Pandemic lessons to be learnt

January 25, 2010 12:35 am | Updated 02:23 am IST

The World Health Organisation (WHO) is planning to review its response to H1N1 once the pandemic is over. Several European countries have accused it of exaggeration. With the world nervously watching the spread of the deadly H5N1 bird flu, which only sporadically infects humans but kills over half of those unlucky enough to catch it, the WHO significantly revised its influenza pandemic plan in 2005. Under the revised criteria, once a flu virus crossed over from animals and showed itself capable of efficient human-to-human transmission, the extent of its spread would determine the declaration of a pandemic. Catching everyone by surprise, it was a H1N1 flu virus that originated in pigs and carried a novel combination of genes that set off the current pandemic. Even after the new swine-origin virus began causing widespread outbreaks, the WHO was averse to using severity as a factor in judging the pandemic.
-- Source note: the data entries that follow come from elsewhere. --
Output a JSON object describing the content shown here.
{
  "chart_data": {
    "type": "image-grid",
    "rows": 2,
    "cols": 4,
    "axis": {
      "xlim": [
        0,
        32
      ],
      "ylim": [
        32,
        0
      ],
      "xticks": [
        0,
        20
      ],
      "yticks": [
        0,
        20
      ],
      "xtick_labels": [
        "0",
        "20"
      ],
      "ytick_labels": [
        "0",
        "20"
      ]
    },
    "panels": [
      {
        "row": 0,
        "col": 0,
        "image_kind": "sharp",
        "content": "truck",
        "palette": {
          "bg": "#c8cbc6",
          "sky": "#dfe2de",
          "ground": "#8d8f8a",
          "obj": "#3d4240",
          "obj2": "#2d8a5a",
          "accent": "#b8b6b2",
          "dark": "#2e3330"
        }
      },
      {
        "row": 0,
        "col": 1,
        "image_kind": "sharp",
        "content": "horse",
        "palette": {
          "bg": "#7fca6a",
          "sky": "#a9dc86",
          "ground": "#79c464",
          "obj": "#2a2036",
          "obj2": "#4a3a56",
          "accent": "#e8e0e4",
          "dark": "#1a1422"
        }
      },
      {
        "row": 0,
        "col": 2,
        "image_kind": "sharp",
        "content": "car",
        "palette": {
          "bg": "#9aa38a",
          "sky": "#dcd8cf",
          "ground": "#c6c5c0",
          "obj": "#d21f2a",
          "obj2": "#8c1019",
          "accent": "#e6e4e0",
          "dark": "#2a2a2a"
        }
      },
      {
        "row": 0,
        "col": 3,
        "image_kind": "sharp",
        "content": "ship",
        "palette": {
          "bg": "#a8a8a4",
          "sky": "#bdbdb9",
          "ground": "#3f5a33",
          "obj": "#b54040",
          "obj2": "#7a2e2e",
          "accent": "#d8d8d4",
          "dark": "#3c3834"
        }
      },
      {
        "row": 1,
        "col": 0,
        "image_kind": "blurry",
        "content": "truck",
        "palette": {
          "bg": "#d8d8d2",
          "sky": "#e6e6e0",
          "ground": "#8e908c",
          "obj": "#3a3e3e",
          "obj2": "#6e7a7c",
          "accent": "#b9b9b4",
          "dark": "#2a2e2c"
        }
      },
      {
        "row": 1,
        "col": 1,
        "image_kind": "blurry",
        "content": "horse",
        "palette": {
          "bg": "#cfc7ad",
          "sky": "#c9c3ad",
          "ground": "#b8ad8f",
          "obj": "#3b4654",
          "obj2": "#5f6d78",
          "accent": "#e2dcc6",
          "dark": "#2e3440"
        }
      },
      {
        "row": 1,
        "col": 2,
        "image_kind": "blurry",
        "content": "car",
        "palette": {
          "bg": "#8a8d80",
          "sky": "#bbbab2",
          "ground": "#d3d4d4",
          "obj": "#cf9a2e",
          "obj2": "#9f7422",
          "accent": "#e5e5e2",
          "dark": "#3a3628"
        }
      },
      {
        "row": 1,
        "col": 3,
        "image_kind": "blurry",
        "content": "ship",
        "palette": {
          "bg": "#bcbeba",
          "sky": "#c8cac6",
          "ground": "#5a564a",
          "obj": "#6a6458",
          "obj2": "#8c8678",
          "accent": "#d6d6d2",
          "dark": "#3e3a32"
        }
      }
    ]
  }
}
It argued that assessing severity was complex; besides, it could vary among countries (and even within countries) and might change over time. But with the pandemic turning to be less of a killer than some virulent seasonal flu strains, people and governments are asking what the fuss was all about. The Parliamentary Assembly of the Council of Europe has now called for an investigation into the role of pharmaceutical companies in overplaying the dangers of H1N1.
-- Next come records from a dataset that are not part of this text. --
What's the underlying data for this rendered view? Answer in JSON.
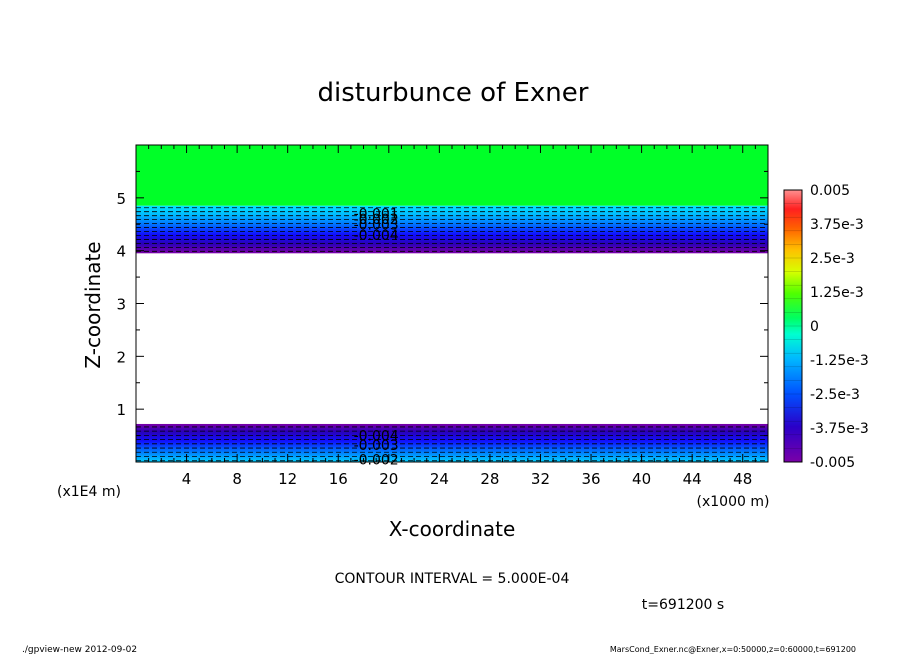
{
  "chart_data": {
    "type": "contour",
    "title": "disturbunce of Exner",
    "xlabel": "X-coordinate",
    "ylabel": "Z-coordinate",
    "x_unit": "(x1000 m)",
    "y_unit": "(x1E4 m)",
    "xlim": [
      0,
      50
    ],
    "ylim": [
      0,
      6
    ],
    "x_ticks": [
      "4",
      "8",
      "12",
      "16",
      "20",
      "24",
      "28",
      "32",
      "36",
      "40",
      "44",
      "48"
    ],
    "y_ticks": [
      "1",
      "2",
      "3",
      "4",
      "5"
    ],
    "contour_interval_label": "CONTOUR INTERVAL = 5.000E-04",
    "time_label": "t=691200 s",
    "colorbar": {
      "labels": [
        "0.005",
        "3.75e-3",
        "2.5e-3",
        "1.25e-3",
        "0",
        "-1.25e-3",
        "-2.5e-3",
        "-3.75e-3",
        "-0.005"
      ],
      "range": [
        -0.005,
        0.005
      ]
    },
    "upper_band": {
      "green_top_z": 6.0,
      "green_bottom_z": 4.85,
      "purple_bottom_z": 3.95
    },
    "lower_band": {
      "purple_top_z": 0.72,
      "bottom_z": 0.0
    },
    "contour_labels": [
      {
        "text": "-0.001",
        "x": 19,
        "z": 4.7
      },
      {
        "text": "-0.002",
        "x": 19,
        "z": 4.6
      },
      {
        "text": "-0.003",
        "x": 19,
        "z": 4.5
      },
      {
        "text": "-0.004",
        "x": 19,
        "z": 4.3
      },
      {
        "text": "-0.004",
        "x": 19,
        "z": 0.5
      },
      {
        "text": "-0.003",
        "x": 19,
        "z": 0.32
      },
      {
        "text": "-0.002",
        "x": 19,
        "z": 0.05
      }
    ]
  },
  "footer": {
    "left": "./gpview-new   2012-09-02",
    "right": "MarsCond_Exner.nc@Exner,x=0:50000,z=0:60000,t=691200"
  }
}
Developed countries have spent billions to fight the pandemic and the healthcare systems of many developing countries have been severely strained. From about 29,000 people from 74 countries infected by the virus leading to 144 deaths at the time the world health body declared it a pandemic in June last year, H1N1, as on December 30, had spread to more than 200 countries. But the number of laboratory-confirmed deaths has not gone beyond 12,000. Though the actual number of infected people and deaths may be higher as the virus is widespread in the community, the fatality rate is nowhere alarming. Some developed countries have already reduced the vaccine orders or have been trying to resell their stockpiles. The WHO recently stated that the influenza has passed its peak in many countries in the northern hemisphere, including the U.S. However, the infection continues to rise in some parts of Europe, and in Asia, where the infection started later. In short, there is no warrant for either alarm or complacency.